El avance de la humanidad ha dejado atrás algunos obstáculos probatorios y avanzado a los ámbitos de privacidad que hasta hace unas décadas brindaban impunidad al accionar de los individuos. Desde la incorporación de la telefonía celular, ya no es necesario la Intervención física de las líneas de teléfono, para conocer qué individuos se comunicaron entre sí, pudiendo quien investiga, conocer no solo la identidad de aquellos que hablaron, sino su localización.

Los análisis de ADN han dejado fuera de tiempo, aquellas previsiones que otrora contenía el código civil para establecer el reconocimiento de estado en los casos de filiación y los avances cibernéticos han ampliado no solo el terreno de los delitos, sino también las herramientas para descubrirlos. En definitiva, en este mundo cambiante, pocas cosas son como eran, aunque las cosas sucedan del mismo modo.

Los objetivos de la actividad humana no se han alterado, aunque las herramientas a su disposición han variado ampliando las acciones o las formas en que se pueden obtener los mismos resultados. Así las cosas, el delito presenta complejidades inimaginables hace solo unos años atrás, aunque también los modos de combatirlo se han ampliado y el ámbito de reserva de los individuos ha cambiado, siendo más fácil penetrarlo y avanzar en el descubrimiento de las conductas protagonizadas.

Los que no se han alterado son los propósitos humanos, sea en procura de beneficios indebidos o satisfacciones prohibidas, y en ese marco, la actualización de los criterios judiciales respecto de la aceptación de medios probatorios, no reglados en las leyes procesales, se torna fundamental a los fines de adecuar su persecución y el éxito de la protección de los bienes jurídicos protegidos.

No obstante ello, siempre habrán de aparecer temas que escapen a cualquier tipo de prueba y solo descansen en la interpretación que de la ley hagan los Jueces. Esas situaciones conseguirán la adhesión de la ciudadanía, en la medida que la estructura judicial posea prestigio ante  ella, y sus decisiones merezcan el respeto del conjunto de los ciudadanos.

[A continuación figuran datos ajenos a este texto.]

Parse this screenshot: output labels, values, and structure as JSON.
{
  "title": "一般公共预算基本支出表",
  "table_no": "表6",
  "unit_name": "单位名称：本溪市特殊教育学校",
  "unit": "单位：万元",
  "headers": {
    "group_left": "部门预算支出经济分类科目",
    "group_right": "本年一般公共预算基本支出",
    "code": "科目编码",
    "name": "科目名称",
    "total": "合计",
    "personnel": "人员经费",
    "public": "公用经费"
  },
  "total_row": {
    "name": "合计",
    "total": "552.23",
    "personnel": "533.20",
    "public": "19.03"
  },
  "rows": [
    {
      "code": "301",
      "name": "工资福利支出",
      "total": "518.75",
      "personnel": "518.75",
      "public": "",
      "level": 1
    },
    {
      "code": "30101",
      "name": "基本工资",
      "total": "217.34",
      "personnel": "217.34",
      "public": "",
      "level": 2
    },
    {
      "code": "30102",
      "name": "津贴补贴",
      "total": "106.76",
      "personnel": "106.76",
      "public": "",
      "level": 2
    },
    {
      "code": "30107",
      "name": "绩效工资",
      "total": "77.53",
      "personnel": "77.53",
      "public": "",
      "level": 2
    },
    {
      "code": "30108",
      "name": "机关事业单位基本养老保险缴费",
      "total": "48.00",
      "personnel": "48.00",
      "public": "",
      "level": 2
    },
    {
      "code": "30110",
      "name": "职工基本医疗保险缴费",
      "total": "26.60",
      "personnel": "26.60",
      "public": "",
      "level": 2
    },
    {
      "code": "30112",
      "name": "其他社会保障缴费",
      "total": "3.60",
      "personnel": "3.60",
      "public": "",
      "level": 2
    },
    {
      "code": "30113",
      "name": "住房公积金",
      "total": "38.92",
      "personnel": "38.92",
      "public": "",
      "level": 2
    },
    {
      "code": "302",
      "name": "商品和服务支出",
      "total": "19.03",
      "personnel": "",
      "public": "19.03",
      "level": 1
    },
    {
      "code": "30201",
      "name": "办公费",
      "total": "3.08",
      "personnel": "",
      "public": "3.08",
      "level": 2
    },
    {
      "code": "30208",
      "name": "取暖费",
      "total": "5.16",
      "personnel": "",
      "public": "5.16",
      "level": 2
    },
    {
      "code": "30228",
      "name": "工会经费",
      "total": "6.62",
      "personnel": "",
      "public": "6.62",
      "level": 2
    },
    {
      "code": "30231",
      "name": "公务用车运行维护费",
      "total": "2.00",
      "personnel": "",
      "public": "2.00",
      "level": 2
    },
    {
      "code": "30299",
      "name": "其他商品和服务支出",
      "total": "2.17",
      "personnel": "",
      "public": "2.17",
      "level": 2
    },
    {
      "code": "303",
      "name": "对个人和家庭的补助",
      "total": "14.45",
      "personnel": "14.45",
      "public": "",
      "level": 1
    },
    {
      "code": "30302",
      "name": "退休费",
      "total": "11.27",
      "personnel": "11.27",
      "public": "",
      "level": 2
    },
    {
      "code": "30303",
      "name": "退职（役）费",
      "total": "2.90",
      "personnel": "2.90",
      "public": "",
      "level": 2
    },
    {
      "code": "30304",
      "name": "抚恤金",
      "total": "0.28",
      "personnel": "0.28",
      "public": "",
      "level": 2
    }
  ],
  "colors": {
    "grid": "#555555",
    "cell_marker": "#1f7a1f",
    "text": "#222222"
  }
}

Tal es el caso del per saltum referido a los jueces que el Consejo de la Magistratura propició hacer regresar a sus originales Tribunales, el tema, que no demorará demasiado tiempo en ser resuelto -atento el modo en que han sido abreviados los plazos procesales-, no satisfará a ninguno de los sectores involucrados. Si se hace lugar a la pretensión de los recurrentes -lo que muchos interpretarán como un triunfo sobre el Gobierno- quedará habilitada como legítima, la posibilidad de que el Ejecutivo traslade a los jueces por la sola voluntad de su titular, decreto mediante, lo que puede significar una potestad en la que peligre la independencia del Poder judicial.

De adverso, resolver en su contra, si bien el Gobierno podría hacerlo aparecer como un triunfo, implicaría establecer un mecanismo más riguroso de traslado, si bien las mayorías actuales en la Cámara de Senadores no complicarán demasiado el propósito de conformar algunas jurisdicciones con mayores afinidades. En definitiva, cualquiera sea la solución a la que arribe la Corte, ninguna decisión obstruye el avance sobre uno de los Poderes del Estado que intenta el Ejecutivo, aunque, según cuál sea, permitirá conocer cuál de las fuerzas internas del Alto Tribunal es la que ha triunfado.

En este extremo, ni la tecnología ni la cibernética podrán superar los vericuetos del instinto político que habita en las cabeza de los Jueces, que no están exentos de verse influidos por la realidad que los rodea y por sus propios deseos, aunque ello implique un debilitamiento institucional que se mueve en el horizonte, como un fantasma que amenaza a la República.